SAN JOSE — Clint Dempsey marked his national team return with a spectacular hat-trick, Christian Pulisic continued to justify the hype, Bruce Arena made the most perfect start — or restart — imaginable, the United States smacked six answered goals past a bewildered Honduras and suddenly all seemed well again with American soccer.

Over the course of 90 punishing minutes at Avaya Stadium, the U.S. put a good old fashioned beatdown on its CONCACAF regional rival and, as each strike bulged the back of the Honduras net, all talk of crisis on the road to next year’s World Cup in Russia seemed more and more ridiculous.

For this was an unrecognizable version of the national team compared to the timid and listless group that dug itself into a hole by losing its opening two matches in the final qualifying round and got Jurgen Klinsmann sacked in the process.

Soccer is a game that has a habit of tripping up those who make hasty predictions based on small sample sizes, so let’s go ahead and make one anyway. The U.S. isn’t going to miss out on the World Cup and it isn’t going to be a struggle.

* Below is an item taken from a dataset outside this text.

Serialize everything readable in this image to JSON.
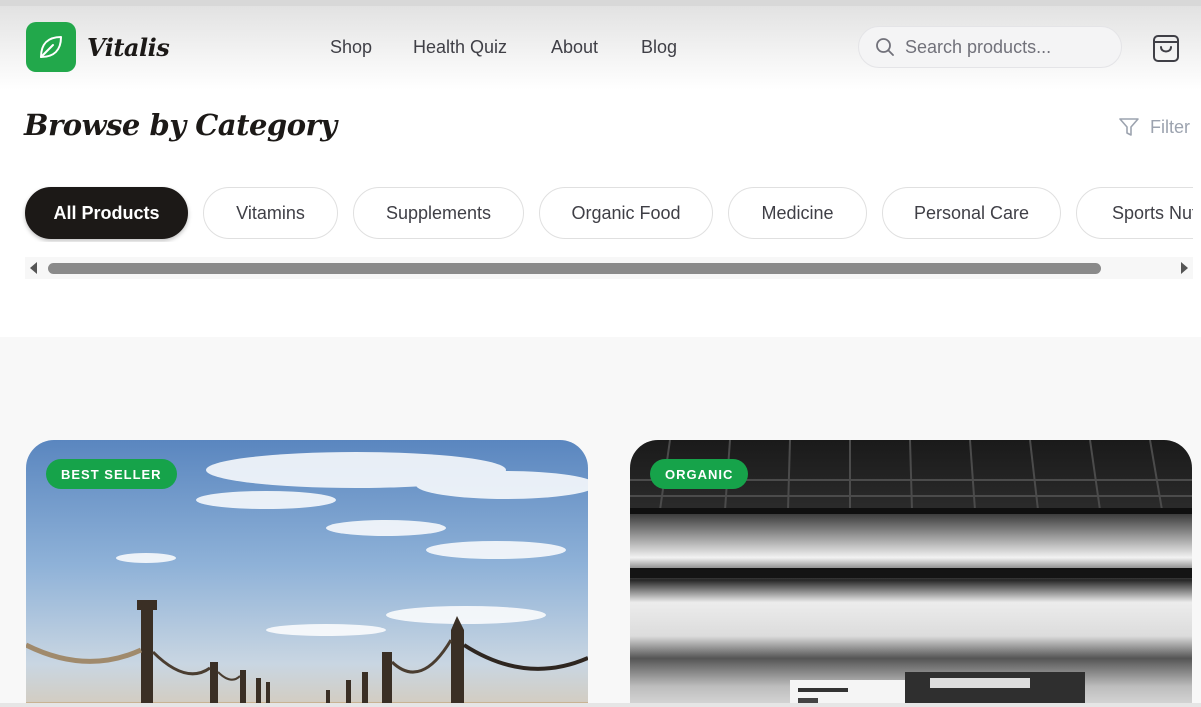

A few months from now those early blips and Klinsmann’s reign will be a distant memory, a footnote in a story that will ultimately be judged on how in all ends at the World Cup itself. For the big teams in this region, like the U.S., Mexico and, to a lesser extent, Costa Rica, it needs a heck of a lot to go wrong to create a situation where failing to qualify becoming a legitimate possibility, and a couple of things to go right, at the right time, to fix it.


This was the right thing, a swashbuckling dissection of a team in Honduras that may have been outclassed here, but is no weaker than Trinidad and Tobago or Panama. As long as the Americans finish ahead of those three, U.S. fans will be sipping vodka and maybe buying Donald Trump matryoshka dolls (yes, they exist there) in Red Square next summer.

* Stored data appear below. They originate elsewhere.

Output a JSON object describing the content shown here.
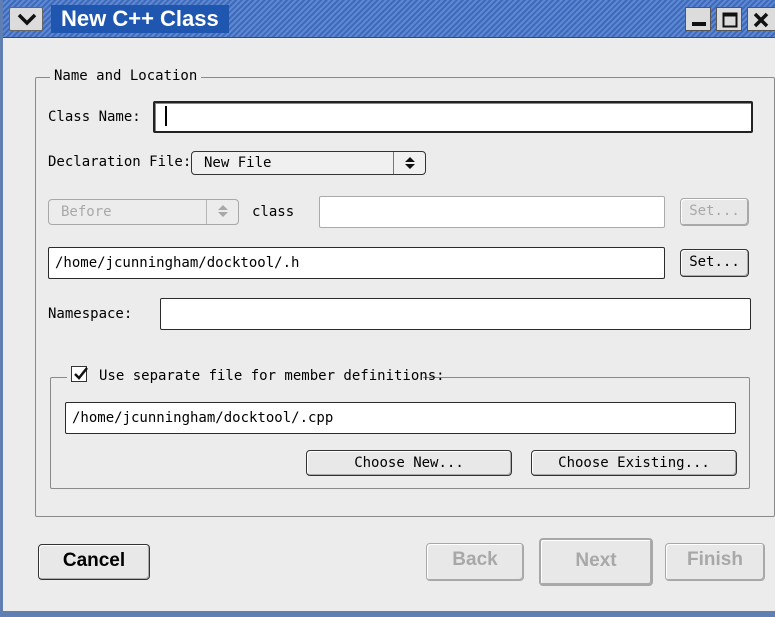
{
  "window": {
    "title": "New C++ Class",
    "icons": {
      "menu": "chevron-down-icon",
      "minimize": "minimize-icon",
      "maximize": "maximize-icon",
      "close": "close-icon"
    }
  },
  "name_location": {
    "legend": "Name and Location",
    "class_name_label": "Class Name:",
    "class_name_value": "",
    "declaration_file_label": "Declaration File:",
    "declaration_file_value": "New File",
    "position_select_value": "Before",
    "class_label": "class",
    "class_ref_value": "",
    "set_label_disabled": "Set...",
    "header_path": "/home/jcunningham/docktool/.h",
    "set_label": "Set...",
    "namespace_label": "Namespace:",
    "namespace_value": ""
  },
  "member_defs": {
    "checkbox_label": "Use separate file for member definitions:",
    "checked": true,
    "cpp_path": "/home/jcunningham/docktool/.cpp",
    "choose_new_label": "Choose New...",
    "choose_existing_label": "Choose Existing..."
  },
  "footer": {
    "cancel_label": "Cancel",
    "back_label": "Back",
    "next_label": "Next",
    "finish_label": "Finish"
  }
}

Perhaps it was as simple as getting in the right man, or getting him back. Bruce Arena is pragmatic to the extreme and cares little for flash and flavor unless it actively impacts the chances of winning. He briefly smiled for moment in his post-game press conference, cracked half a joke, but also claimed the team got a little sloppy after the sixth goal went in and was serious when he said it.

He’s that kind of guy, and it is exactly the right kind of mentality that the program needed in a time of trouble. The funny thing is, that the trouble now seems to have been instantly averted so he might have to find a new way of convincing his players their backs are still against the wall.

Dempsey showed how and why he is still one of the finest players the U.S. has ever had to call upon with a trio of goals on his national team return following a layoff imposed by an irregular heartbeat.

Pulisic has the carefree nature of an 18-year-old, albeit one with the world at his feet. This was a glimpse of what soccer in this country hopes is a brighter future where it has a world-class player marshaling its attacking intentions. He is not quite there yet, but the portents are good.

They are good all round. How can it be that this was essentially the same core group of players that were outplayed by Mexico and crushed in Costa Rica back in November?

The answer is because soccer players have short memories and an ability to forget past disappointment if a new situation, a new system, a new guy appeals to their, motivational spirit.

If things continue like this, the American soccer public will soon forget too, that is the nature of these things, despite whatever effort or longevity or thought has been put in over previous time periods.

Fair or not, on this night you could already hear the question – “Jurgen who?”